The fraying of the nation’s Medicaid system has many indicators, and one of them is Connie Baugh’s stockings.
Ms. Baugh received a letter the other day from the state saying that as a result of budget cuts, Medicaid could no longer pay for the compression stockings that support her circulation and keep her aching leg ulcers from flaring. “I thought, oh God, another problem,” recalled Ms. Baugh, a 77-year-old retired dietitian.
At $239 a pair, the stockings are more than one-third the value of the monthly Social Security check she lives on.

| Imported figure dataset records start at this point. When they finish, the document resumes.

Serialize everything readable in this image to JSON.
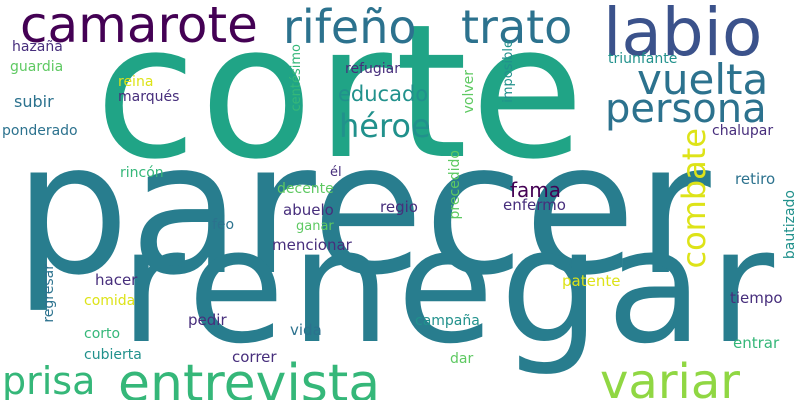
{
  "cloud": {
    "background": "#ffffff",
    "words": {
      "corte": "corte",
      "parecer": "parecer",
      "renegar": "renegar",
      "entrevista": "entrevista",
      "labio": "labio",
      "camarote": "camarote",
      "rifeno": "rifeño",
      "trato": "trato",
      "vuelta": "vuelta",
      "persona": "persona",
      "heroe": "héroe",
      "educado": "educado",
      "combate": "combate",
      "variar": "variar",
      "prisa": "prisa",
      "fama": "fama",
      "hazana": "hazaña",
      "guardia": "guardia",
      "subir": "subir",
      "ponderado": "ponderado",
      "reina": "reina",
      "marques": "marqués",
      "centesimo": "centésimo",
      "refugiar": "refugiar",
      "volver": "volver",
      "imposible": "imposible",
      "triunfante": "triunfante",
      "chalupar": "chalupar",
      "rincon": "rincón",
      "el": "él",
      "decente": "decente",
      "ganar": "ganar",
      "abuelo": "abuelo",
      "regio": "regio",
      "enfermo": "enfermo",
      "precedido": "precedido",
      "retiro": "retiro",
      "bautizado": "bautizado",
      "feo": "feo",
      "mencionar": "mencionar",
      "hacer": "hacer",
      "regresar": "regresar",
      "comida": "comida",
      "patente": "patente",
      "tiempo": "tiempo",
      "pedir": "pedir",
      "vida": "vida",
      "corto": "corto",
      "campana": "campaña",
      "cubierta": "cubierta",
      "correr": "correr",
      "dar": "dar",
      "entrar": "entrar"
    }
  }
}
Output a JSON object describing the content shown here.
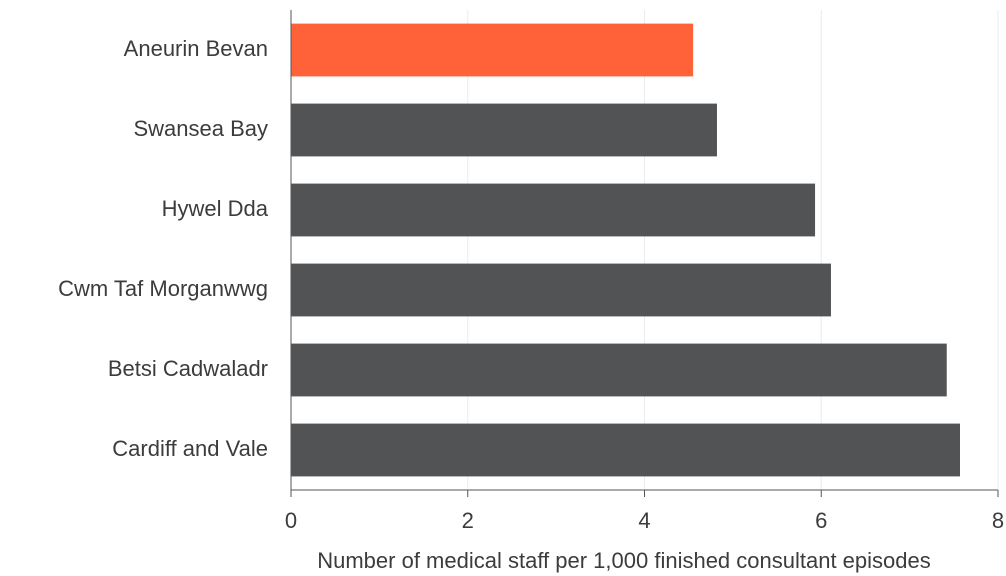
{
  "chart_data": {
    "type": "barh",
    "categories": [
      "Aneurin Bevan",
      "Swansea Bay",
      "Hywel Dda",
      "Cwm Taf Morganwwg",
      "Betsi Cadwaladr",
      "Cardiff and Vale"
    ],
    "values": [
      4.55,
      4.82,
      5.93,
      6.11,
      7.42,
      7.57
    ],
    "colors": [
      "#ff6138",
      "#525355",
      "#525355",
      "#525355",
      "#525355",
      "#525355"
    ],
    "xlabel": "Number of medical staff per 1,000 finished consultant episodes",
    "xlim": [
      0,
      8
    ],
    "xticks": [
      0,
      2,
      4,
      6,
      8
    ],
    "grid": true
  }
}
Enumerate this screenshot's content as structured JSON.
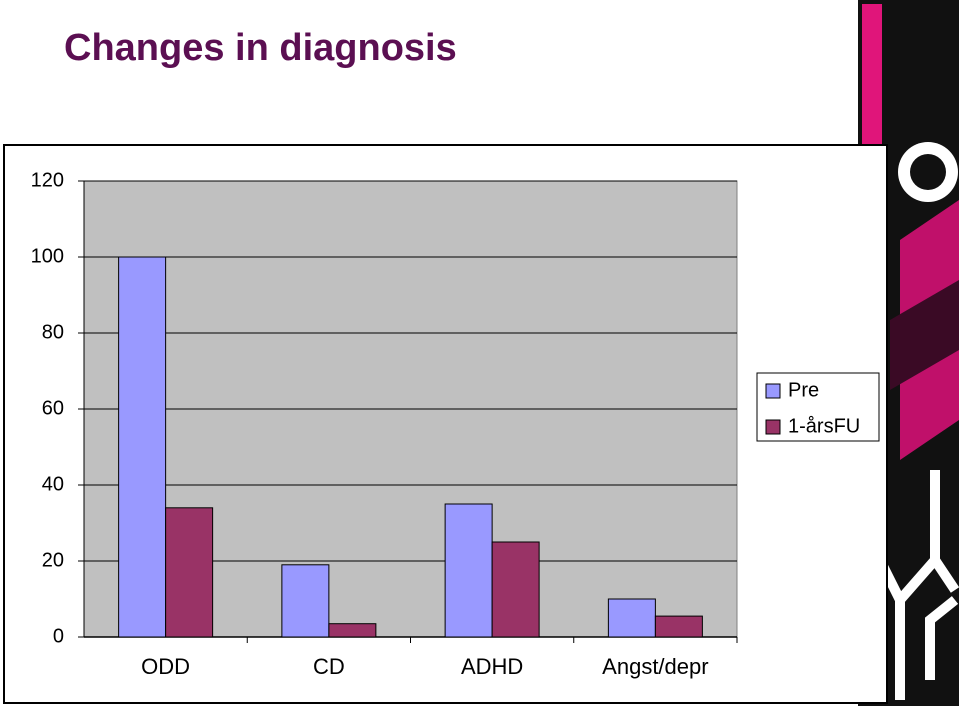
{
  "title": "Changes in diagnosis",
  "chart_data": {
    "type": "bar",
    "categories": [
      "ODD",
      "CD",
      "ADHD",
      "Angst/depr"
    ],
    "series": [
      {
        "name": "Pre",
        "color": "#9999ff",
        "values": [
          100,
          19,
          35,
          10
        ]
      },
      {
        "name": "1-årsFU",
        "color": "#993366",
        "values": [
          34,
          3.5,
          25,
          5.5
        ]
      }
    ],
    "ylim": [
      0,
      120
    ],
    "yticks": [
      0,
      20,
      40,
      60,
      80,
      100,
      120
    ],
    "grid": true,
    "legend": "right"
  }
}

Such cutbacks, in response to the recession that has eroded state finances even while swelling Medicaid ranks, is the reason Washington’s Democratic governor, Christine Gregoire, is among governors from both parties who fear the implications of the health care overhaul now being devised in Washington, D.C.
The governors worry Congress will give the states expensive new Medicaid obligations without providing enough new money to pay for them.
“We can’t afford to have Congress raise the eligibility for Medicaid coverage without paying for it,” Ms. Gregoire said in an interview.
If anything, the states’ fears were stoked further last week when House lawmakers drafting health legislation reached a cost compromise with conservative Blue Dog Democrats that would force states to take on a greater Medicaid spending burden than an earlier version of the bill.